Forget about trying to solve the problem, and instead consider why you are trying to solve it. Then consider if there is a different problem you can work on that is aimed at producing the same sort of value in a different way.


Startup Example 1

“Maybe instead of trying increasingly hard to figure out how to get this type of consumer to buy, we need to switch our focus to the problem of how to sell to businesses, since what we actually care about is selling it, not selling it to one particular group.”


Startup Example 2

“I’ve been banging my head against the wall trying to implement this extremely complex feature, but there are lots of features that users would find just as valuable that are much easier to implement, maybe I should focus on those instead.”



25. Sidestepping

Consider whether you really want to spend more time trying to solve this problem and whether you can avoid the problem by instead working on totally different problems that you also care about.


Startup Example

“We’ve tried selling our solution to replace Excel for 12 months without much success, maybe we should go back to the drawing board and consider designing a totally new product.
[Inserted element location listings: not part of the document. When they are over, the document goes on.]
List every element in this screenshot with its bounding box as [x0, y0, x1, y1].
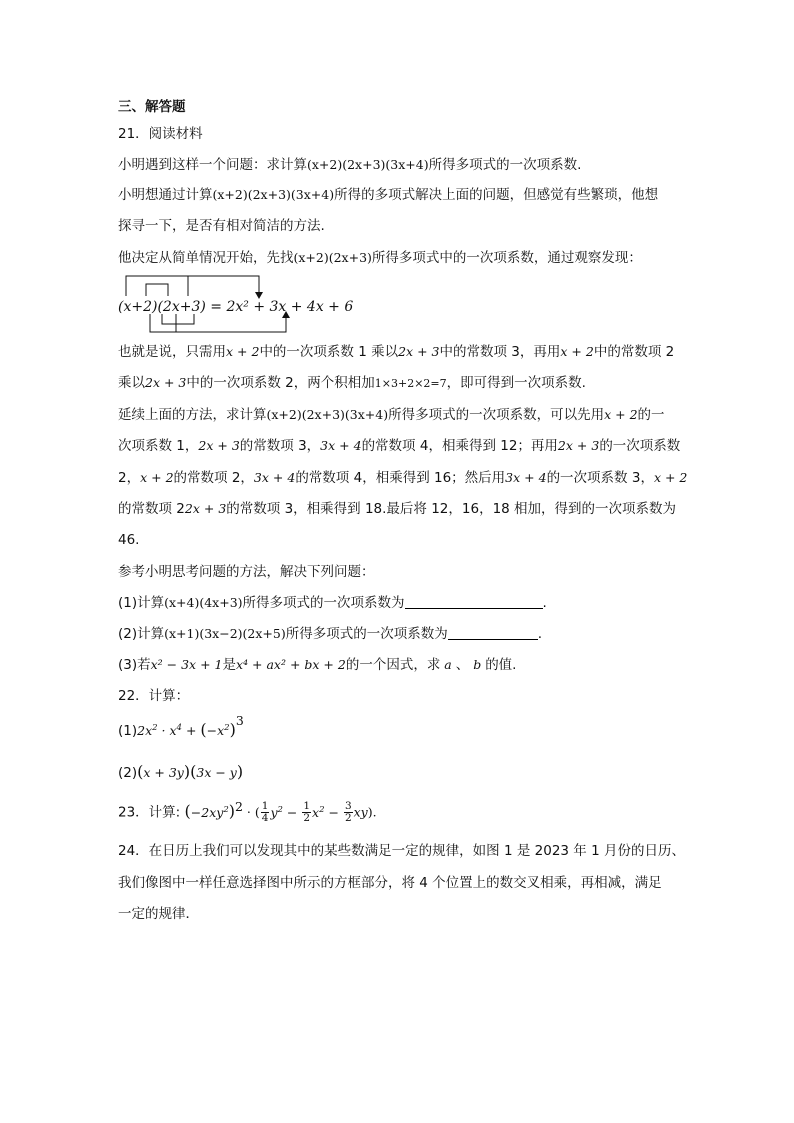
diagram-equation: (x+2)(2x+3) = 2x² + 3x + 4x + 6	[118, 299, 354, 315]
q24-line-1: 24．在日历上我们可以发现其中的某些数满足一定的规律，如图 1 是 2023 年 1 月份的日历、	[118, 843, 685, 859]
text: 所得多项式的一次项系数为	[242, 595, 405, 611]
text: 的值.	[485, 657, 517, 673]
math-expr: 2x + 3	[398, 344, 440, 359]
text: 也就是说，只需用	[118, 344, 226, 360]
text: 延续上面的方法，求计算	[118, 407, 267, 423]
text: (1)计算	[118, 595, 165, 611]
text: 所得多项式的一次项系数.	[428, 157, 582, 173]
math-expr: (x+2)(2x+3)(3x+4)	[266, 407, 389, 422]
text: 的一	[637, 407, 665, 423]
text: 所得多项式的一次项系数为	[285, 626, 448, 642]
text: 的一个因式，求	[345, 657, 441, 673]
q21-para-1	[118, 155, 581, 175]
text: 中的常数项 2	[593, 344, 675, 360]
section-title: 三、解答题	[118, 99, 186, 115]
text: 的常数项 2	[118, 501, 185, 517]
q21-para-7	[118, 405, 665, 425]
text: 2，	[118, 470, 141, 486]
text: 小明想通过计算	[118, 187, 213, 203]
text: 中的一次项系数 2，两个积相加	[186, 375, 375, 391]
q21-para-8	[118, 436, 680, 456]
text: (1)	[118, 723, 138, 739]
text: 、	[455, 657, 470, 673]
text: 的常数项 4，相乘得到 16；然后用	[295, 470, 506, 486]
text: 乘以	[118, 375, 145, 391]
text: 的常数项 3，相乘得到 18.最后将 12，16，18 相加，得到的一次项系数为	[226, 501, 677, 517]
q21-heading: 21．阅读材料	[118, 126, 203, 142]
math-expr: x + 2	[653, 470, 688, 485]
math-expr: (x+1)(3x−2)(2x+5)	[164, 626, 286, 641]
text: 中的常数项 3，再用	[439, 344, 561, 360]
q21-para-11: 46.	[118, 532, 140, 548]
q21-sub-2	[118, 624, 542, 644]
text: 他决定从简单情况开始，先找	[118, 250, 294, 266]
text: ，即可得到一次项系数.	[446, 375, 586, 391]
q21-para-3: 探寻一下，是否有相对简洁的方法.	[118, 218, 325, 234]
text: 小明遇到这样一个问题：求计算	[118, 157, 307, 173]
coefficient-diagram	[116, 270, 356, 340]
q22-item-2: (2)(x + 3y)(3x − y)	[118, 762, 244, 781]
text: 所得多项式中的一次项系数，通过观察发现：	[371, 250, 642, 266]
text: 的一次项系数	[599, 438, 681, 454]
text: (2)	[118, 765, 138, 781]
math-expr: (x+2)(2x+3)(3x+4)	[307, 157, 429, 172]
arrowhead-down	[255, 292, 263, 299]
math-expr: x⁴ + ax² + bx + 2	[235, 657, 346, 672]
q22-heading: 22．计算：	[118, 688, 190, 704]
math-expr: 2x + 3	[184, 501, 227, 516]
text: (2)计算	[118, 626, 165, 642]
text: 所得多项式的一次项系数，可以先用	[388, 407, 605, 423]
bracket-bottom-2	[162, 314, 194, 324]
text: 次项系数 1，	[118, 438, 199, 454]
text: 中的一次项系数 1 乘以	[259, 344, 399, 360]
math-expr: (x+2)(2x+3)	[293, 250, 372, 265]
math-expr: x + 2	[226, 344, 260, 359]
math-expr: 3x + 4	[505, 470, 547, 485]
answer-blank-1[interactable]	[405, 594, 543, 609]
math-expr: 1×3+2×2=7	[374, 377, 447, 390]
answer-blank-2[interactable]	[448, 625, 538, 640]
text: (3)若	[118, 657, 151, 673]
q21-para-2	[118, 185, 658, 205]
bracket-bottom-1	[150, 314, 176, 332]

Our assumptions about customer needs seem to simply have been wrong.”


Math Example

“I’ve spent six months on this math problem with little progress, but there are two other math problems I’m equally excited about, so maybe I should spend some time investigating whether one of those may be more tractable.”



26. Aggregating

Consider whether multiple problems you’re now experiencing might, in fact, be caused by the same source of difficulty, rather than being independent problems.


Life Example

“I seem to be having conflict with a few different friends right now – could it be that I’m doing something without realizing it that is increasing my chance of conflict with all of them?”


Business Example

“Three employees have quit in the last month. Perhaps the primary problem isn’t really about convincing this one important employee to stay, which is how I was framing it, but rather, about identifying why people keep leaving more generally.”